The US Food and Drug Administration has expanded the label on Boehringer Ingelheim's anticoagulant Pradaxa for recurrent deep vein thrombosis and pulmonary embolism.

Specifically, the agency has given the thumbs-up to Pradaxa (dabigatran etexilate) for the treatment of DVT and PE in patients who have been on an injectable anticoagulant for five to ten days, and to reduce the risk of recurrent DVT and PE in those who have been previously treated. It is already approved in the USA to reduce the risk of stroke and systemic embolism in patients with non-valvular atrial fibrillation.

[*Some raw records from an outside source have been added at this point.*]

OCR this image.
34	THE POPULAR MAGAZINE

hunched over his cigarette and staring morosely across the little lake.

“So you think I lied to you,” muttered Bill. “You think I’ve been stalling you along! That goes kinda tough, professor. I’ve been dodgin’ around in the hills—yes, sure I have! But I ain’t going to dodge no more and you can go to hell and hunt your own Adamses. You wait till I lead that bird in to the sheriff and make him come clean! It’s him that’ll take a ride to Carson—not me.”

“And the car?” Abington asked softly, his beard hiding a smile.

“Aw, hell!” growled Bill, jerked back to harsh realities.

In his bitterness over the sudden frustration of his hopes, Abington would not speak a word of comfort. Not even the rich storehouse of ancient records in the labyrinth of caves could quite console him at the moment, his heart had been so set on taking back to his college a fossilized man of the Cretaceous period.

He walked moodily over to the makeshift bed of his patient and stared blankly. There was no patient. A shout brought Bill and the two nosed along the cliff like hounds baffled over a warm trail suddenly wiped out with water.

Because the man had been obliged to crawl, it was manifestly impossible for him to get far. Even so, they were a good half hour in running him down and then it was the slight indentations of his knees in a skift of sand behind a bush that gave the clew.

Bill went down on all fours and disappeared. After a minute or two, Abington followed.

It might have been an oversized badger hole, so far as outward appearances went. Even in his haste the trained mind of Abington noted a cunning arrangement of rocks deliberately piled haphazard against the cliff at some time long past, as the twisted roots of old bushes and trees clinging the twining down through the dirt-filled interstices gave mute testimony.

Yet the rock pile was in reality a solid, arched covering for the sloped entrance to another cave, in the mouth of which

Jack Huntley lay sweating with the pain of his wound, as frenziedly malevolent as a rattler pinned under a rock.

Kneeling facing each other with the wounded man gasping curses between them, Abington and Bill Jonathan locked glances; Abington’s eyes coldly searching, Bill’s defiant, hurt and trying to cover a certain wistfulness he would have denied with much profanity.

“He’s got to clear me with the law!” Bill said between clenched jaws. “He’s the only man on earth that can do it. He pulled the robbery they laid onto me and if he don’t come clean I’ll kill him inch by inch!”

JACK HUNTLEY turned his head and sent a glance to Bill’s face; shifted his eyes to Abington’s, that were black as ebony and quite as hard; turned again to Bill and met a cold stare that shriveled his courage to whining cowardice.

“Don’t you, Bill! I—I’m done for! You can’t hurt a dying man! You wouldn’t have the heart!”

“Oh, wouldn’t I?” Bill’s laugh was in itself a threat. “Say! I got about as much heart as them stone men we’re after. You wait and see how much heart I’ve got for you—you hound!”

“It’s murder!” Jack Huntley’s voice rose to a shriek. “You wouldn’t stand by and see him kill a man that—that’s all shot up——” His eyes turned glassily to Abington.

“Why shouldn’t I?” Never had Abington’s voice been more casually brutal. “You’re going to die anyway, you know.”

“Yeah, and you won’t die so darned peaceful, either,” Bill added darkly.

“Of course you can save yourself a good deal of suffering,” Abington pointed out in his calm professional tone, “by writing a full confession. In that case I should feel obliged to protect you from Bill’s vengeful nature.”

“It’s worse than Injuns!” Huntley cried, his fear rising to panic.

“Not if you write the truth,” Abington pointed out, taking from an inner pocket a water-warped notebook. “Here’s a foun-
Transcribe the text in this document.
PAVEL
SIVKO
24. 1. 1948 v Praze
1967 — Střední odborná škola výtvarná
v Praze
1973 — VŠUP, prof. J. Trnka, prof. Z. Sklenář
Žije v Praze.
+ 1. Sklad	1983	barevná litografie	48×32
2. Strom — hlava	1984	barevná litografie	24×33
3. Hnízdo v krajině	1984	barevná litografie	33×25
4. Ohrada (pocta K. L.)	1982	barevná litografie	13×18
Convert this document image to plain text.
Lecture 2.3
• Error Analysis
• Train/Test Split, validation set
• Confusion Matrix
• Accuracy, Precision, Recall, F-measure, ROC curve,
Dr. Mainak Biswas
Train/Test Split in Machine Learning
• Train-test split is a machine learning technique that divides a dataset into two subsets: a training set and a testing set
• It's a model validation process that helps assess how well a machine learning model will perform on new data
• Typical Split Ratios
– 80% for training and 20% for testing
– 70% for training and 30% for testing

The latest FDA approval is based on results from Phase III trials which show that Pradaxa is as effective as warfarin with significantly less bleedings and one study also showed a 92% reduction in the risk of recurrent blood clots versus placebo.

Boehringer chief medical officer Klaus Dugi said the approval of these new indications "represents another significant landmark for Pradaxa and this positive news further strengthens our commitment to optimising patient management in the field of anticoagulation". Almost one in three DVT or PE patients die within three months and DVT-related PE is the leading cause of preventable death in hospitals, the company noted.

The green light is a boost for Boehringer across the Atlantic at a time when it is facing over 2,000 lawsuits alleging that the extent of Pradaxa's bleeding risk has been concealed.